Patrick Seaman
Most recently I've been working on a dream job, DeerChannel.com. I designed and built the entire backbone of an innovative, proprietary IPTV launch – a never-before-attempted project to mount wireless TV cameras on wild animals at a remote research facility. This included design and implementation of a fiber optic net around the remote wildlife habitat, equipment, camera design, broadcast studio, and IP network infrastructure plus commerce based web site design and oversight. As always, I'm very hands-on and did the design/implementation/oversight of end-to-end broadcasts, including custom-designed animal-mounted wireless AV plus Internet broadcast architecture. RFP/RFQ’s for equipment, CDN services, custom software development, etc. CDN integration with Akamai StreamOS and Brightcove. IPTV/Streaming platform built on Viewcast Niagara rack mounted video encoders, Windows Server 2003, SQL Server 2005, Windows Media Server, Flash Video and ASP.NET.
As so often seems to happen with startups, the company is changing directions. I've built-out all the infrastructure -- so rather than sit idle, I've decided it's time for me to move on.
I’ve been a technologist for longer than I should probably admit, starting out as a scientific programmer. Along the way I picked up experience in seismic software (under contract to the Air Force, no less), the electric power industry, supported building missiles for the Army, as well as a stint learning about logistics/supply-chain, import/export and distribution and warehousing at JCPenney. I started a small software publishing company, Timberwolf, and began doing part-time consulting. Eventually, I took the leap and struck out on my own as a full time consultant.
The year was 1995, and my first big client was Mark Cuban’s tiny back-bedroom company that later became AudioNet and later still, Broadcast.com. It was the dawn of the Internet revolution, and my part in it began as a part-time twenty-hour-a-week contract to provide network and computer support – while the company founders, Mark Cuban and Todd Wagner, went on the road to raise money. The original business plan was an effort to bring college sports radio to expats and people who had moved away from their home and college towns. The twenty-hour-a-week consulting gig turned into eighty hours and never slowed down for the next four years.
It was the birth of Internet Broadcasting. I became the first actual employee of the fledgling company – Cameron Broadcast Networks, which soon changed its name to AudioNet, and later, Broadcast.com. I served as:
Along the way, in the hours between midnight and six-AM, I co-authored the first major book on Internet Broadcasting – Website Sound. I also invented the Internet interstitial ad, the Internet audiobook, the audiobook serialized podcast, and many other innovations. I pioneered Internet Broadcasting and the methodology and infrastructure to make live remote Internet broadcast events bullet proof. There were hundreds and hundreds of events and programs, but some of the most memorable were:
I also served as VP of International Development and Special Projects, helped launch and served on the Board of Directors of Broadcast.com Japan. I led our international expansion and development efforts, negotiated the BBC’s 1st-ever Internet contract, and personally negotiated broadcast rights with the Chinese government.
In 2000, after helping shepherd the Yahoo! Merger, I morphed my existing software publishing company into an award winning and highly acclaimed new media company, Timberwolf Press. Timberwolf produces and publishes fiction and non-fiction books and audio, including Timberwolf’s signature full-cast audio drama’s. We introduced the world’s first MP3 audiobook and the first MP3 CD audiobook. I did a lot of technical editing, as well as book layout and graphic art design.
I also had great fun acting in some of the productions, playing many roles, including Commander Rickman in “Blood and Iron”, “Snow Leopard” in Soldier of the Legion, and Ursis in “The Helmsman” and “Galactic Convoy.”
In later co-founded a volunteer organization, the National RFID Center, with the purpose of promoting RFID (Radio Frequency Identification) interests in the Dallas area. I served a one year term as volunteer CEO. I returned to Internet media and served as CTO for an Internet cellular ring-tone site Buytone.com, and an Internet search marketing company, Search Architects.

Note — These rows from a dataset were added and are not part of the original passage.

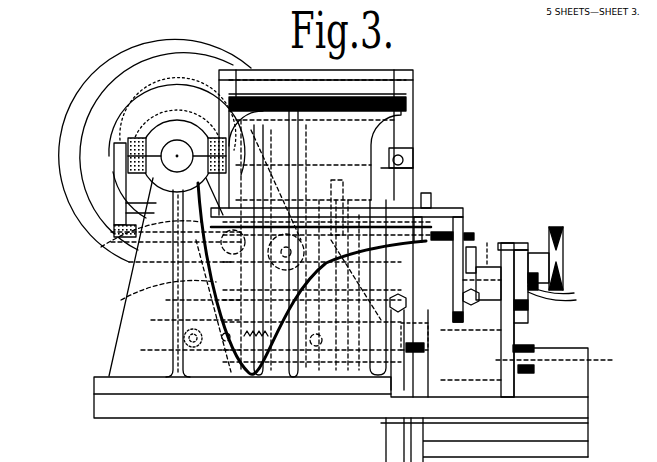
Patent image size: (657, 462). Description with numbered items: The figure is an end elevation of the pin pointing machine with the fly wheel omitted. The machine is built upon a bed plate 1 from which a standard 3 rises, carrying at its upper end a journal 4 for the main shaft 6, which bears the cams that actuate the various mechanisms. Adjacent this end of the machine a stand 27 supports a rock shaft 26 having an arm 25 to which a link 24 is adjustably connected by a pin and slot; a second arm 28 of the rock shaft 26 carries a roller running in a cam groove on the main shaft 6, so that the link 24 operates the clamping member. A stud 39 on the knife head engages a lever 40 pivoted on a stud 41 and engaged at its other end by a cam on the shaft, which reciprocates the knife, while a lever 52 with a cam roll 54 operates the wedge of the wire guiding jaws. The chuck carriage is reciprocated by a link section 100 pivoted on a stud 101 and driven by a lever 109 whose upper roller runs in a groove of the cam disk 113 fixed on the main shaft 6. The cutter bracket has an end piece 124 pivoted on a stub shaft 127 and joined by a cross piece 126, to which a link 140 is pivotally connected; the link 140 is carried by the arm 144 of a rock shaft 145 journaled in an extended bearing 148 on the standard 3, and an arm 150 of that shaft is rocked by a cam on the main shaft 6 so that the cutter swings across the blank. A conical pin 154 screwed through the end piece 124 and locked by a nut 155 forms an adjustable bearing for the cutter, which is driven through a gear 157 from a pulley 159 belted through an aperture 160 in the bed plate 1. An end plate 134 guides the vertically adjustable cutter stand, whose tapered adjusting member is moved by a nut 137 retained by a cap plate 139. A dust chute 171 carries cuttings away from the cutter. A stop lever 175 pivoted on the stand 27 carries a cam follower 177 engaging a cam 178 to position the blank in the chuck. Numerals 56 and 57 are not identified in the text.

The bed plate 1 is at (582, 405).
The standard 3 is at (127, 325).
The journal 4 is at (157, 137).
The main shaft 6 is at (176, 152).
The link 24 is at (431, 196).
The arm 25 is at (410, 112).
The rock shaft 26 is at (412, 80).
The stand 27 is at (342, 118).
The arm 28 is at (211, 102).
The stud 39 is at (414, 152).
The lever 40 is at (414, 120).
The stud 41 is at (296, 144).
The lever 52 is at (168, 287).
The cam roll 54 is at (167, 247).
The lower base 56 is at (573, 381).
The end plate 57 is at (588, 360).
The link section 100 is at (299, 263).
The stud 101 is at (316, 392).
The lever 109 is at (175, 301).
The cam disk 113 is at (66, 123).
The end piece 124 is at (530, 298).
The cross piece 126 is at (497, 256).
The stub shaft 127 is at (543, 333).
The end plate 134 is at (512, 388).
The nut 137 is at (580, 357).
The cap plate 139 is at (528, 356).
The link 140 is at (472, 252).
The arm 144 is at (462, 239).
The rock shaft 145 is at (465, 221).
The bearing 148 is at (430, 211).
The arm 150 is at (117, 184).
The conical pin 154 is at (564, 251).
The nut 155 is at (533, 297).
The gear 157 is at (490, 256).
The pulley 159 is at (565, 244).
The aperture 160 is at (393, 386).
The dust chute 171 is at (486, 315).
The lever 175 is at (385, 262).
The cam follower 177 is at (112, 253).
The cam 178 is at (77, 143).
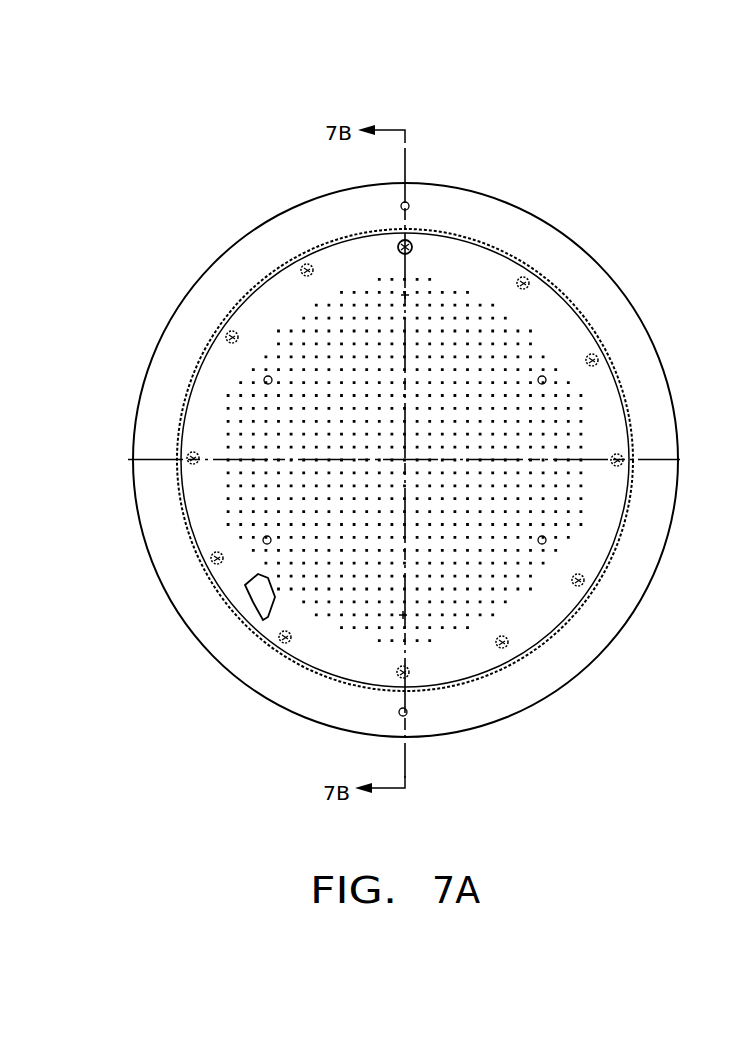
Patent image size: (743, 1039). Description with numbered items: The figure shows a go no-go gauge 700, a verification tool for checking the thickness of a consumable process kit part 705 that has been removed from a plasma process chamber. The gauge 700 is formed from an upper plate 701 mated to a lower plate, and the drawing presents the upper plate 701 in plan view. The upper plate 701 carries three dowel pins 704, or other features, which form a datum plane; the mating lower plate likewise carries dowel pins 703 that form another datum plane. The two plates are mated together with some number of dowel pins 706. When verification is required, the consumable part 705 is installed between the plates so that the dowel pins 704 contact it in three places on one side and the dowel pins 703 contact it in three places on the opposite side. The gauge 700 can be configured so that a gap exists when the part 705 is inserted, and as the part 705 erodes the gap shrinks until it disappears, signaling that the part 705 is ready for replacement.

The go no-go gauge 700 is at (506, 111).
The upper plate 701 is at (230, 282).
The dowel pins 703 is at (408, 294).
The dowel pins 704 is at (265, 378).
The process kit part 705 is at (258, 592).
The dowel pins 706 is at (409, 204).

Sadly, just as things were going well, with a solid and growing customer base (but not enough to pay all the bills), an angel investor had some sort of personal financial implosion and pulled out -- we were unable to find sufficient funding to replace him soon enough so we had to shut things down. All of which brings us to the last couple of years serving as Chief Technologist at Deer Channel.
A 4th generation native Texan, I earned my BS in Applied Mathematics with the equivalent of a minor in Physics from the University of Texas at Dallas. I live in the Dallas area with my wife of 24 years and two boys.